India will fund Professional Institutions to design short modular courses for compliance helpers the government is calling “Corporate Mitras.” Their job is to provide affordable regulatory help to MSMEs that cannot pay for a full-time accountant or lawyer. The state pays to train them. The MSME pays a small fee. The compliance burden falls.

A Guyanese small-business owner this Sunday is responsible for filings with the Guyana Revenue Authority, the National Insurance Scheme, beneficial ownership registries, occupational safety, and a list of sector-specific permits that varies by activity. The Small Business Bureau, under the Ministry of Tourism, Industry and Commerce, reported on January 3, 2026 that it trained 3,234 entrepreneurs and disbursed G$280 million in loans during 2025. On March 30, 2026, 54 women received grants of G$300,000 each through the SBB Women Innovation and Investment Network. Earlier this month, SBB Chief Executive Officer Mohamed Shazim Ibrahim launched the 2026 Green Technology Fund, offering up to G$1.2 million per grant for green innovation; the deadline for submissions is May 31, 2026.

That is meaningful coverage. It is also a training-and-financing model. It is not a model that puts an affordable accountant or lawyer within reach of a market vendor in Bartica. India’s Corporate Mitras programme is. As of May 16, 2026, CARICOM has not adopted an equivalent framework; nor has GO-Invest, the Small Business Bureau, or the Ministry of Tourism, Industry and Commerce announced a similar scheme.

Two chairs, one calendar.

India holds the BRICS Chairship for all of 2026. Within four months it has convened one SME Working Group meeting, scheduled two more, and committed to host the inaugural BRICS MSME Forum. Dr. Terrance Drew, Prime Minister of St. Kitts and Nevis, has chaired CARICOM since January 1 and hands over on July 1. Six weeks remain. His tenure produced the CARICOM Industrial Policy and Strategy 2035, endorsed by Heads in February, with MSMEs named as one of twelve industrial ecosystems. The framework names the sector. It does not yet attach a number to it.

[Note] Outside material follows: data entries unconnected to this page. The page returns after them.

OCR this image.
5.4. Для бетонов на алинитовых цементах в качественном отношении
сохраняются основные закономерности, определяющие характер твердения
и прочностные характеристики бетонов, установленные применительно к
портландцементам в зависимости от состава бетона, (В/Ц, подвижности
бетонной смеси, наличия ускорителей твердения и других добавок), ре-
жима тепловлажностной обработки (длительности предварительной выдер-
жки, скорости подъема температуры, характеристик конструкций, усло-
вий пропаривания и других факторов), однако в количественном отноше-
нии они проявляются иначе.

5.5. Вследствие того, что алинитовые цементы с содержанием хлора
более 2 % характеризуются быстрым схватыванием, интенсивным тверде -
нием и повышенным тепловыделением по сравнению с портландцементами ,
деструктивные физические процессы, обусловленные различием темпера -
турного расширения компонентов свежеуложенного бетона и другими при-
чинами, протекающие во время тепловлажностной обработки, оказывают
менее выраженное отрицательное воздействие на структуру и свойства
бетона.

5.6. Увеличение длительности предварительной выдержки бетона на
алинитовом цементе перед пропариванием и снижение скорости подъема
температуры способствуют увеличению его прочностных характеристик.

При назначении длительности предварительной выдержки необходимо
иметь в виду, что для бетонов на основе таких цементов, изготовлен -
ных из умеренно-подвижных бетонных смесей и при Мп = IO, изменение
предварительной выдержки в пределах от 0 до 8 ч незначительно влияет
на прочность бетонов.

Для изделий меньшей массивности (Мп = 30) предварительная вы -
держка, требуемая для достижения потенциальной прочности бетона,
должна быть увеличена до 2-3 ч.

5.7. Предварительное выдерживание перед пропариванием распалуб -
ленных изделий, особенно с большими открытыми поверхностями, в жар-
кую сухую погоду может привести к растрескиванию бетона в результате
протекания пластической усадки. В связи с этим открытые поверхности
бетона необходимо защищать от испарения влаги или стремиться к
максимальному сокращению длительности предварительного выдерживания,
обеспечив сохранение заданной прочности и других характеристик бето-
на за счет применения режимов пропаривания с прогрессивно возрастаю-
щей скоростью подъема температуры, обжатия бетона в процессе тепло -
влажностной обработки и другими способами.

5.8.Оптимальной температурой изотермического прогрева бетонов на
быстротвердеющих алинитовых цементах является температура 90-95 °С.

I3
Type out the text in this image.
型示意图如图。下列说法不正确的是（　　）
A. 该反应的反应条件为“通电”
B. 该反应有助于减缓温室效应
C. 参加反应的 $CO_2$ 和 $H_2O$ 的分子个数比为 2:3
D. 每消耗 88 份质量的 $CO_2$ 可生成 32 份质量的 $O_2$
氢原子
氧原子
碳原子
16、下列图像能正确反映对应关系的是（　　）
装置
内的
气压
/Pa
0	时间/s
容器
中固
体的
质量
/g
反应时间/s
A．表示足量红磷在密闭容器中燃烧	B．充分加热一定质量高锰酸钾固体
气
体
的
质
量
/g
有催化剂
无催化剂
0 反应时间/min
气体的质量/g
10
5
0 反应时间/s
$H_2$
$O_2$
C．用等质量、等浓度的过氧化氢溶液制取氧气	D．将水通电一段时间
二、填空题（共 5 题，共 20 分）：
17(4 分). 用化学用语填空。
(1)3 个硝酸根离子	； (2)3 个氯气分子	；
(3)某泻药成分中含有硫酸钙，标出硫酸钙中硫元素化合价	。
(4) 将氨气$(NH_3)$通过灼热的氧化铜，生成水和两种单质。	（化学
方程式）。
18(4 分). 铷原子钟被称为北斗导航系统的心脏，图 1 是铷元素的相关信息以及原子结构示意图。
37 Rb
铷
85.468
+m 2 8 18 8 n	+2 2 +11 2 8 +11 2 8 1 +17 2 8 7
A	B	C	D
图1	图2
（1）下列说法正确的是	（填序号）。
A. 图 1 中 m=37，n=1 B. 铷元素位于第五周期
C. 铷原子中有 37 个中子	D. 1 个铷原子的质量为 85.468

The question Small Caps will return to: what figures can the next CARICOM Chair quote on July 2 that did not exist on January 1? Five would be a start. Five is what India publishes weekly. The Industrial Policy and Strategy is the framework. The work now is filling it with figures, deadlines, and named officials. Small-business owners across the region are waiting to read them.